Finalmente vai chegar ao fim a terceira parte de um dos mais duros capítulos da minha vida - a minha primeira estadia no Outão (ainda fiz lá mais quatro cirurgias ao pé direito). Quem nasce torto…
As cirurgias foram um sucesso e foi a primeira intervenção em que implementaram um método novo. Tudo o que envolveu o processo cirúrgico e a minha recuperação foi registado em fotografia e foi passado em slide em vários congressos.
Um dos maiores sustos que vivi naquelas três semanas foi quando comecei a perder sangue pelas fezes e não se descobria a razão. Comecei a ficar debilitada, com anemia, tive de colocar uma sonda e a meu lado esteve o Dr. Benjamim que só me largou quando estava livre de perigo. Nesse dia havia a hipótese de ter de ser transferida para o Hospital de S. Bernardo e os meus pais não me queriam deixar por nada. Mas não podiam mesmo lá ficar. Esse médico-anjo disse para irem que passaria a noite comigo e assim foi. O meu pai não aguentava estar em casa com tanto nervosismo e ansiedade e resolveu de madrugada pôr-se a caminho do Outão. O Dr. Benjamim lá veio cá fora fumar um cigarro com ele e tranquiliza-lo.
No dia seguinte descobriu-se que tinha feito uma úlcera de stress e que era essa a causa das perdas de sangue. O meu anjo de nome Benjamim (era uma pessoa tão boa que se transformou em estrelinha cedo demais!!) no dia a seguir levou até mim uma das suas filhas e disse: "Vês filha foi por causa desta menina que o pai ontem não dormiu em casa".
No meio de todo este turbilhão eu lá ia conseguindo manter-me confiante: queria muito ser como as outras jovens!
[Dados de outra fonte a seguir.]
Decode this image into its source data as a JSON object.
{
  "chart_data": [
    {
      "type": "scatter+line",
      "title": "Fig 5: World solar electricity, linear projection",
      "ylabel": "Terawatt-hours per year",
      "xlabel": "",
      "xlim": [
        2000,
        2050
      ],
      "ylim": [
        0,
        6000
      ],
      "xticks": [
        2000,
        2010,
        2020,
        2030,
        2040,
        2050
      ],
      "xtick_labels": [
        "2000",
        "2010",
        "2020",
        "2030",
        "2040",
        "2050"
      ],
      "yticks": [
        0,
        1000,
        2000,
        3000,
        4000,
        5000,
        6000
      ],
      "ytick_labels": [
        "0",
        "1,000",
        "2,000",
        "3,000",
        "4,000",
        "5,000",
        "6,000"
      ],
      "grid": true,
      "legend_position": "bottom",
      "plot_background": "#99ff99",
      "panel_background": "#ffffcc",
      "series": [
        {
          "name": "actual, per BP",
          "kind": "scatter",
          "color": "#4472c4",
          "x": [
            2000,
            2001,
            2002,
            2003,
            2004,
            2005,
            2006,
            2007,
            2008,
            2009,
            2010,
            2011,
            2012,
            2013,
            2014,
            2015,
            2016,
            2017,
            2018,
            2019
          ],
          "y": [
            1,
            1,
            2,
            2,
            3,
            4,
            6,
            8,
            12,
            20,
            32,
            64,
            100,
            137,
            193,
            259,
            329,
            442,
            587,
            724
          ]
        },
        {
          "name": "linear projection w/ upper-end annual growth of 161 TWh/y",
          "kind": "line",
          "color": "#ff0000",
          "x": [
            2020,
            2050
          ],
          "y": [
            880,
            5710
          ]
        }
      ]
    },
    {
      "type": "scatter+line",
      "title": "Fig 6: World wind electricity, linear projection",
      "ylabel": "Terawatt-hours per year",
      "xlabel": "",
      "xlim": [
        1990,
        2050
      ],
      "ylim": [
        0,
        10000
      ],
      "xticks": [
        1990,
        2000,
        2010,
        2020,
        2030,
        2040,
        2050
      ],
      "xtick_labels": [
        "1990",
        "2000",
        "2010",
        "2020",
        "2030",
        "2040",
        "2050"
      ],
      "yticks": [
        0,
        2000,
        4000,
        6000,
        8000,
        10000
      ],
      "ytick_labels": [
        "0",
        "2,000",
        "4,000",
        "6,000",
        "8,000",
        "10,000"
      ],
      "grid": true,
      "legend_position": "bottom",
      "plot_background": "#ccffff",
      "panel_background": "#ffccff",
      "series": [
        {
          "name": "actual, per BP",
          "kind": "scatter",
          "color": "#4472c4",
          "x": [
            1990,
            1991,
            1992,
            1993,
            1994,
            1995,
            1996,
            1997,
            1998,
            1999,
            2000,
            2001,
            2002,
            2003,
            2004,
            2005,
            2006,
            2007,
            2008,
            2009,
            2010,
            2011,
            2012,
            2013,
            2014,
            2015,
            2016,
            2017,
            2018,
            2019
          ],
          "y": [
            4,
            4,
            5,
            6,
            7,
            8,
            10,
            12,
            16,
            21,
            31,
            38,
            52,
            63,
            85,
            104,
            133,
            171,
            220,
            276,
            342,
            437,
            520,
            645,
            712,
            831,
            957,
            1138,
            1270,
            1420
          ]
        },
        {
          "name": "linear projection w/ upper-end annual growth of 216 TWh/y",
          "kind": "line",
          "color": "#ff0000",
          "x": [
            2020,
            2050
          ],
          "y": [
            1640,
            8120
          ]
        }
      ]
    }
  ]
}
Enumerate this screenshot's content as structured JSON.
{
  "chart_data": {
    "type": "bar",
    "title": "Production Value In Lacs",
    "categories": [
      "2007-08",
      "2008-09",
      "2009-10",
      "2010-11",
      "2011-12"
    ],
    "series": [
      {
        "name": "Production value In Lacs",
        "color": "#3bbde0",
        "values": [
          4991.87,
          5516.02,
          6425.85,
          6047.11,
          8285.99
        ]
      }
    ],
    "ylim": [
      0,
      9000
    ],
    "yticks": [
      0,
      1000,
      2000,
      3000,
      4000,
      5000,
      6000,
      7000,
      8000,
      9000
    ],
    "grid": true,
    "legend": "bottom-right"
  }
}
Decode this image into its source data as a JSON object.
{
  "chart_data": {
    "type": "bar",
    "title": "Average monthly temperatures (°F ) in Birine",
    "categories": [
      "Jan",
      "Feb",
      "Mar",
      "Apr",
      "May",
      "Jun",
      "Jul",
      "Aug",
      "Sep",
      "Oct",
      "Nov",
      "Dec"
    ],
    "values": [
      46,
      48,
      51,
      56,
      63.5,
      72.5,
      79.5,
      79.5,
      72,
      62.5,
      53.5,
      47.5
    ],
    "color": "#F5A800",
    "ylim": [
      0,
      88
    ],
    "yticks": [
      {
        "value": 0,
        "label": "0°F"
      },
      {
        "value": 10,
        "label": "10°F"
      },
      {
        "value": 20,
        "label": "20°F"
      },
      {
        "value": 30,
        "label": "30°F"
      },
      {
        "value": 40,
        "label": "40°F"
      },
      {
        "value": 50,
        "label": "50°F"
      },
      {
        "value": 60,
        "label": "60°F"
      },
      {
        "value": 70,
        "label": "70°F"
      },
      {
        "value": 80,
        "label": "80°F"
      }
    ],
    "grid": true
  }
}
Outro dia difícil que nunca me saiu da minha memória foi quando ao ter de reaprender a andar, uma fisioterapeuta decidiu levar-me até à praia. Subir aquela escadaria foi terrível: a cada degrau que subia, um lágrima caia…
As minhas companheiras de quarto foram muito importantes e um grande pilar. A Ana e a Filipa ficaram amigas para a vida. Conseguíamos no meio daquele turbilhão de dor e de sentimentos dispares encontrar momentos para descomprimir, sempre aleados ao teatro. Fizemos com cada sessão noturna!
A enfermeira Nazaré, a enfermeira Inácia, a enfermeira Guida e o fisioterapeuta Manel foram pessoas que muito contribuíram para tornar os dias menos difíceis.
Saí do hospital com uma roupa nova e que detestei usar: um colete de gesso que tive de usar durante nove meses. Foi duro, muito duro. A certa altura até tiveram de me fazer uma abertura na zona da barriga por ficar muito mal disposta quando comia. Ninguém imagina o que é dormir com um colete daqueles...
Felizmente que com o avanço da medicina quem faz esta cirurgia coloca um colete que pode tirar nalgumas alturas do dia.
Quando regressei para a casa tinha o meu quarto transformado em enfermaria, mas foi tão bom estar de volta!!
Hoje conto esta história com ligeireza mas só eu sei o quanto ela marcou a minha personalidade e forma de encarar a vida.